Thanks for writing this up, as someone who is currently speedrunning through the AI safety literature, I appreciate the summary. I want to dig deeper into one of the questions posted, because it's been bugging me lately and the answer addressed a different version of the question than I was thinking about.
Re: Isn't it fine or maybe good if AIs defeat us? They have rights too.
Given the prevalence of doom on LessWrong lately, this seems worth exploring seriously, and not necessarily from an AI rights perspective. If we conclude that alignment is impossible (not necessarily from an engineering perspective, but from a nonproliferation perspective) and an AI that leads to extinction will likely be developed, well... life is unfair, right?
Even still, we have some choices to make before that happens:
So, although I'm still way way too early in my AI-safety reading to say that doom is certain or near-certain and start thinking about how to live my life conditional upon that knowledge, I think it's important to consider a gameplan in the eventuality that we do decide that doom is locked-in. There are still clear-eyed choices to be made even if we can't save ourselves.
I broadly agree with most of your points (to the point that I only read the summary of most of them), but I have issues with your responses to two objections, which I hold:
I don't understand why it's plausible to think that AI's might collectively have different goals than humans.
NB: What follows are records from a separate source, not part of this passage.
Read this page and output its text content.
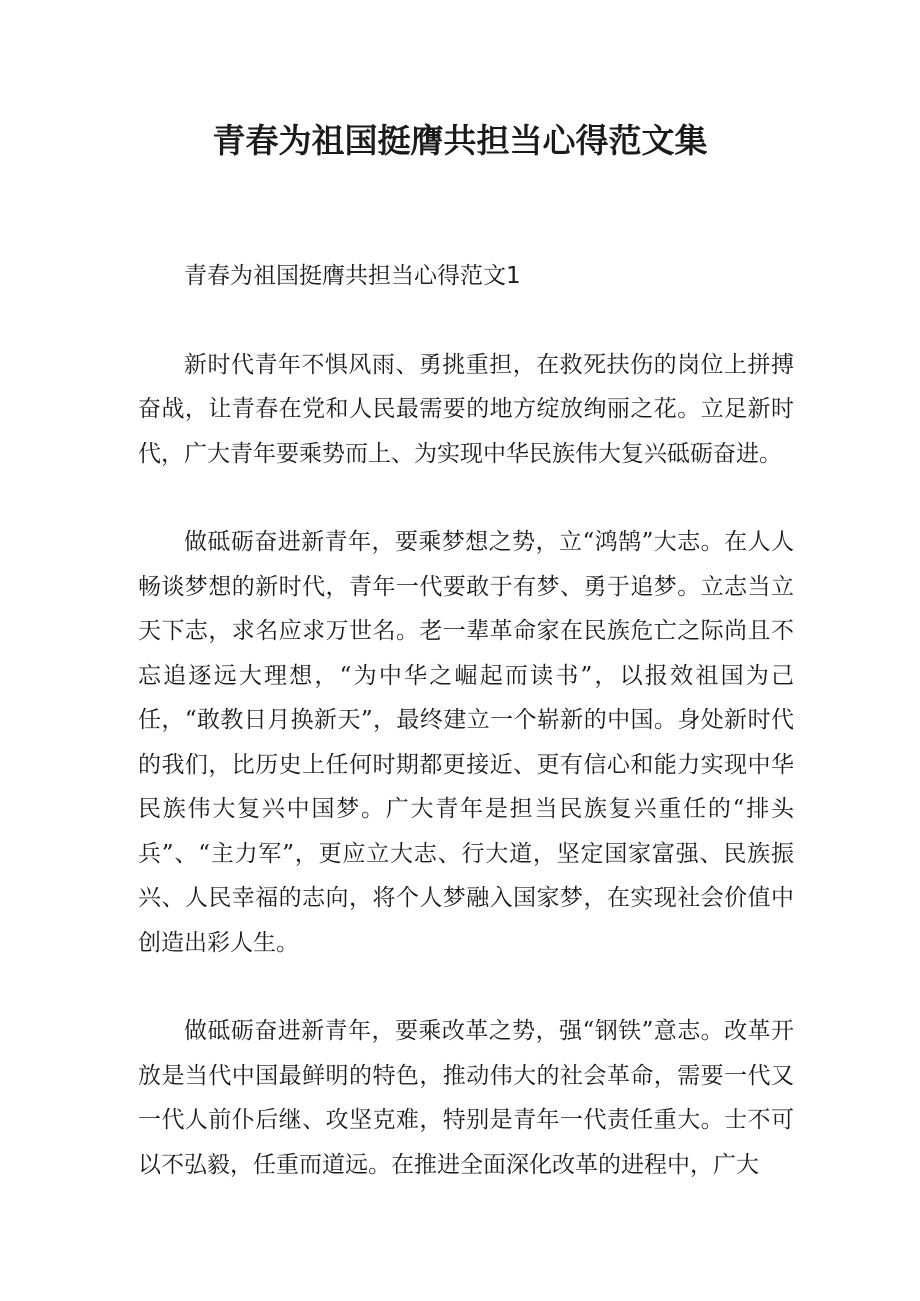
青春为祖国挺膺共担当心得范文集

青春为祖国挺膺共担当心得范文1

新时代青年不惧风雨、勇挑重担，在救死扶伤的岗位上拼搏奋战，让青春在党和人民最需要的地方绽放绚丽之花。立足新时代，广大青年要乘势而上、为实现中华民族伟大复兴砥砺奋进。

做砥砺奋进新青年，要乘梦想之势，立“鸿鹄”大志。在人人畅谈梦想的新时代，青年一代要敢于有梦、勇于追梦。立志当立天下志，求名应求万世名。老一辈革命家在民族危亡之际尚且不忘追逐远大理想，“为中华之崛起而读书”，以报效祖国为己任，“敢教日月换新天”，最终建立一个崭新的中国。身处新时代的我们，比历史上任何时期都更接近、更有信心和能力实现中华民族伟大复兴中国梦。广大青年是担当民族复兴重任的“排头兵”、“主力军”，更应立大志、行大道，坚定国家富强、民族振兴、人民幸福的志向，将个人梦融入国家梦，在实现社会价值中创造出彩人生。

做砥砺奋进新青年，要乘改革之势，强“钢铁”意志。改革开放是当代中国最鲜明的特色，推动伟大的社会革命，需要一代又一代人前仆后继、攻坚克难，特别是青年一代责任重大。士不可以不弘毅，任重而道远。在推进全面深化改革的进程中，广大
Where would they get such goals? I mean, if somebody was stupid enough to implement some sort of evolutionary function such that "natural" selection would result in some sort of survival urge, that could very easily pit that AI, or that family of AIs, against humanity, but I see no reason to think that even that would apply to AIs in general—and if they evolved independently, presumably they'd be at odds.
I feel that this is a weak response. Why wouldn't we be able to? I mean, unless you're saying that alignment is impossible, or that this could all happen before anyone figures alignment out (which does seem plausible), I don't see why we couldn't set "good" AI against "bad" AI. The "fighting" example seems weak because it's not the war itself that one side or the other is deeply interested in avoiding; it's losing, especially losing without a fight. That does not seem to be the sort of thing that humans easily allow to happen; the warning signs don't prompt us to act to avoid the war, but to defend against attack, or to attack preemptively. Which is what we want here.
Future posts, right? We're assuming that premise here:
I don't think you even need to go as far as you do here to undermine the "emergent convergence (on anti-human goals)" argument. Even if we allow that AIs, by whatever means, develop anti-human goals, what reason is there to believe that the goals (anti-human, or otherwise) of one AI would be aligned with the goals of other AIs? Although infighting among different AIs probably wouldn't be good for humans, it is definitely not going to help AIs, as a group, in subduing humans.
Now let's bring in something which, while left out of the primary argument, repeatedly shows up in the footnotes and counter-counter arguments: AIs need some form of human cooperation to accomplish these nefarious "goals". Humans able to assist the AIs are a limited resource, so there is competition for them. There's going to be a battle among the different AIs for human "mind share".
I always assumed there would be zero humans next century, but their minds would be extracted as simulations that would probably be better off. Since infinite progress is possible, there could be a universal "Golden Rule" to back up lower minds instead of erasing them. The exception would be if all further mental progress is stopped at a certain point. Evolution may actually select for genes that stop further progress, but progress still continues.